Nachlese
Troubadour auf gut Wienerisch
Ernst Molden ist ein brillanter Geschichtenerzähler. Er hat die lange Tradition von Troubadouren und Geschichtenerzählern um eine zutiefst wienerische Variante bereichert. Seine Texte sind eine intime und beißende Beobachtungsreise in das Leben dieser besonderen Stadt, die auch Wiener, die seit Generationen hier wohnen, immer wieder überrascht. Für die Sensiblen unter ihnen aber schafft er Bilder, die hör-, greif- und sichtbar werden in einem Solokonzert von Ernst Molden. Manchmal scheint sich sogar der Duft des Donauufers in der Nähe des Alberner Hafens in den Konzertraum zu verirren.

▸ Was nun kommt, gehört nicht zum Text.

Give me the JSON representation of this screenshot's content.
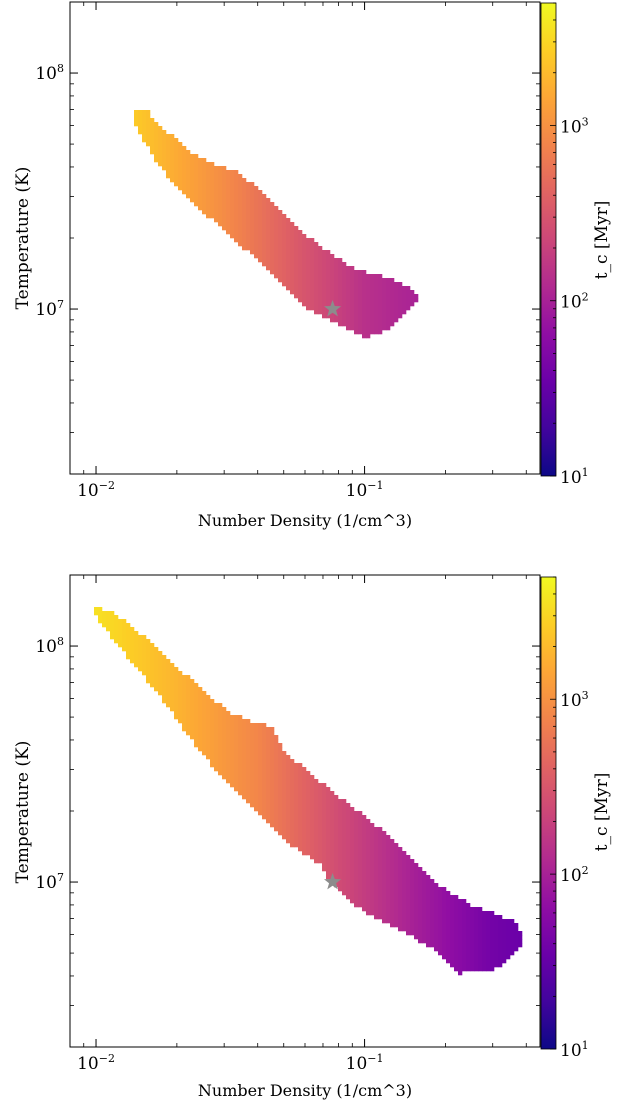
{
  "colorbar": {
    "label": "t_c  [Myr]",
    "scale": "log",
    "range": [
      10,
      5000
    ],
    "colormap": "plasma",
    "tick_labels": [
      "10^1",
      "10^2",
      "10^3"
    ]
  },
  "colors": {
    "marker": "#8c8c8c",
    "axes": "#000000"
  },
  "chart_data": [
    {
      "type": "heatmap",
      "xlabel": "Number Density  (1/cm^3)",
      "ylabel": "Temperature  (K)",
      "xscale": "log",
      "yscale": "log",
      "xlim": [
        0.008,
        0.45
      ],
      "ylim": [
        2000000,
        200000000
      ],
      "x_tick_labels": [
        "10^-2",
        "10^-1"
      ],
      "y_tick_labels": [
        "10^7",
        "10^8"
      ],
      "grid": false,
      "colormap": "plasma",
      "color_scale": "log",
      "color_range": [
        10,
        5000
      ],
      "star_marker": {
        "x": 0.076,
        "y": 10000000
      },
      "outline": [
        [
          0.0138,
          71000000
        ],
        [
          0.0155,
          69000000
        ],
        [
          0.018,
          58000000
        ],
        [
          0.022,
          47000000
        ],
        [
          0.028,
          41000000
        ],
        [
          0.034,
          38000000
        ],
        [
          0.042,
          31000000
        ],
        [
          0.052,
          24000000
        ],
        [
          0.07,
          18000000
        ],
        [
          0.09,
          15000000
        ],
        [
          0.11,
          14000000
        ],
        [
          0.135,
          13000000
        ],
        [
          0.155,
          12000000
        ],
        [
          0.157,
          11000000
        ],
        [
          0.14,
          9500000
        ],
        [
          0.118,
          8000000
        ],
        [
          0.1,
          7600000
        ],
        [
          0.09,
          8000000
        ],
        [
          0.075,
          9000000
        ],
        [
          0.062,
          10000000
        ],
        [
          0.052,
          12000000
        ],
        [
          0.045,
          14000000
        ],
        [
          0.038,
          17000000
        ],
        [
          0.032,
          20000000
        ],
        [
          0.027,
          24000000
        ],
        [
          0.023,
          28000000
        ],
        [
          0.02,
          33000000
        ],
        [
          0.017,
          41000000
        ],
        [
          0.015,
          52000000
        ],
        [
          0.0138,
          62000000
        ]
      ],
      "color_anchors": [
        {
          "x": 0.014,
          "t_c": 2500
        },
        {
          "x": 0.03,
          "t_c": 900
        },
        {
          "x": 0.06,
          "t_c": 300
        },
        {
          "x": 0.1,
          "t_c": 140
        },
        {
          "x": 0.16,
          "t_c": 100
        }
      ]
    },
    {
      "type": "heatmap",
      "xlabel": "Number Density  (1/cm^3)",
      "ylabel": "Temperature  (K)",
      "xscale": "log",
      "yscale": "log",
      "xlim": [
        0.008,
        0.45
      ],
      "ylim": [
        2000000,
        200000000
      ],
      "x_tick_labels": [
        "10^-2",
        "10^-1"
      ],
      "y_tick_labels": [
        "10^7",
        "10^8"
      ],
      "grid": false,
      "colormap": "plasma",
      "color_scale": "log",
      "color_range": [
        10,
        5000
      ],
      "star_marker": {
        "x": 0.076,
        "y": 10000000
      },
      "outline": [
        [
          0.0098,
          150000000
        ],
        [
          0.012,
          135000000
        ],
        [
          0.015,
          110000000
        ],
        [
          0.02,
          82000000
        ],
        [
          0.026,
          62000000
        ],
        [
          0.032,
          52000000
        ],
        [
          0.04,
          47000000
        ],
        [
          0.045,
          46000000
        ],
        [
          0.05,
          36000000
        ],
        [
          0.07,
          26000000
        ],
        [
          0.1,
          19000000
        ],
        [
          0.13,
          15000000
        ],
        [
          0.18,
          10000000
        ],
        [
          0.25,
          8000000
        ],
        [
          0.32,
          7200000
        ],
        [
          0.37,
          6800000
        ],
        [
          0.39,
          5500000
        ],
        [
          0.34,
          4700000
        ],
        [
          0.3,
          4200000
        ],
        [
          0.22,
          4100000
        ],
        [
          0.19,
          5000000
        ],
        [
          0.14,
          6200000
        ],
        [
          0.1,
          7500000
        ],
        [
          0.085,
          8500000
        ],
        [
          0.075,
          10000000
        ],
        [
          0.068,
          12000000
        ],
        [
          0.055,
          14000000
        ],
        [
          0.045,
          17000000
        ],
        [
          0.036,
          22000000
        ],
        [
          0.03,
          27000000
        ],
        [
          0.026,
          33000000
        ],
        [
          0.022,
          42000000
        ],
        [
          0.018,
          58000000
        ],
        [
          0.014,
          82000000
        ],
        [
          0.011,
          115000000
        ],
        [
          0.0098,
          140000000
        ]
      ],
      "color_anchors": [
        {
          "x": 0.01,
          "t_c": 3500
        },
        {
          "x": 0.02,
          "t_c": 1800
        },
        {
          "x": 0.04,
          "t_c": 800
        },
        {
          "x": 0.08,
          "t_c": 250
        },
        {
          "x": 0.15,
          "t_c": 100
        },
        {
          "x": 0.3,
          "t_c": 40
        },
        {
          "x": 0.38,
          "t_c": 35
        }
      ]
    }
  ]
}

Molden schafft mit lyrischer Sensibilität in seinen Liedern und Texten ein Bild des Wieners, der zwar keine Wunder vollbringen kann, aber davon überzeugt ist, dass gerade er das Beste aus seinem Leben macht, auch wenn es manchmal schlecht ausgeht. Es gibt halt keine soziale Gerechtigkeit. Macht nix. Die Wiener leben ihre ganz eigene moralische Gerechtigkeit. Das alles arbeitet Ernst Molden in unzähligen Facetten heraus. Seine schamlos poetischen Grübeleien über das zeitgenössische Leben und die menschliche Situation im Allgemeinen bilden die Essenz seiner oft berührenden Herangehensweise an das Musikmachen und Erzählen.

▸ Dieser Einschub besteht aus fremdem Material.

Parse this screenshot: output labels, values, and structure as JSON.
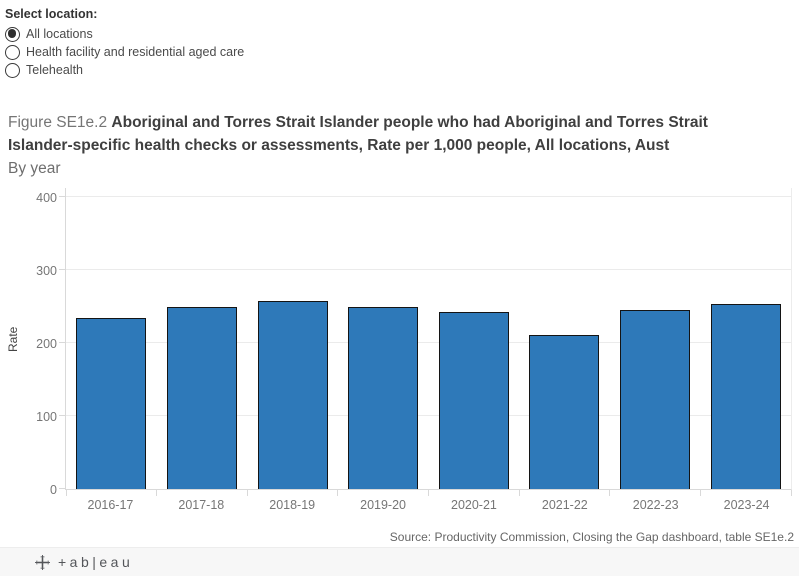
{
  "filter": {
    "label": "Select location:",
    "options": [
      {
        "label": "All locations",
        "selected": true
      },
      {
        "label": "Health facility and residential aged care",
        "selected": false
      },
      {
        "label": "Telehealth",
        "selected": false
      }
    ]
  },
  "title": {
    "prefix": "Figure SE1e.2 ",
    "main": "Aboriginal and Torres Strait Islander people who had Aboriginal and Torres Strait Islander-specific health checks or assessments, Rate per 1,000 people, All locations, Aust",
    "subtitle": "By year"
  },
  "chart_data": {
    "type": "bar",
    "categories": [
      "2016-17",
      "2017-18",
      "2018-19",
      "2019-20",
      "2020-21",
      "2021-22",
      "2022-23",
      "2023-24"
    ],
    "values": [
      234,
      250,
      257,
      250,
      243,
      211,
      245,
      254
    ],
    "title": "",
    "xlabel": "",
    "ylabel": "Rate",
    "ylim": [
      0,
      400
    ],
    "yticks": [
      0,
      100,
      200,
      300,
      400
    ],
    "grid": true,
    "legend": "none",
    "bar_color": "#2e79b9",
    "bar_border_color": "#141414"
  },
  "source": "Source: Productivity Commission, Closing the Gap dashboard, table SE1e.2",
  "footer": {
    "brand": "tableau",
    "wordmark": "+ab|eau"
  }
}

Aber: Jede Geschichte braucht jemanden, der zuhört. So geschehen im Seekirchner Emailwerk am ersten Tag des Februar 2020. Das Publikum erlebte einen Abend, der intim, schrill, leise, bestätigend und verunsichernd zugleich, aber am Ende unglaublich lustvoll war. Diese Zuhörer würden, wenn sie dazu in der Lage wären, Ernst Molden einen fixen Platz im Pantheon der großen Volksliedermacher unserer Zeit sichern. Die Veranstalter übrigens auch.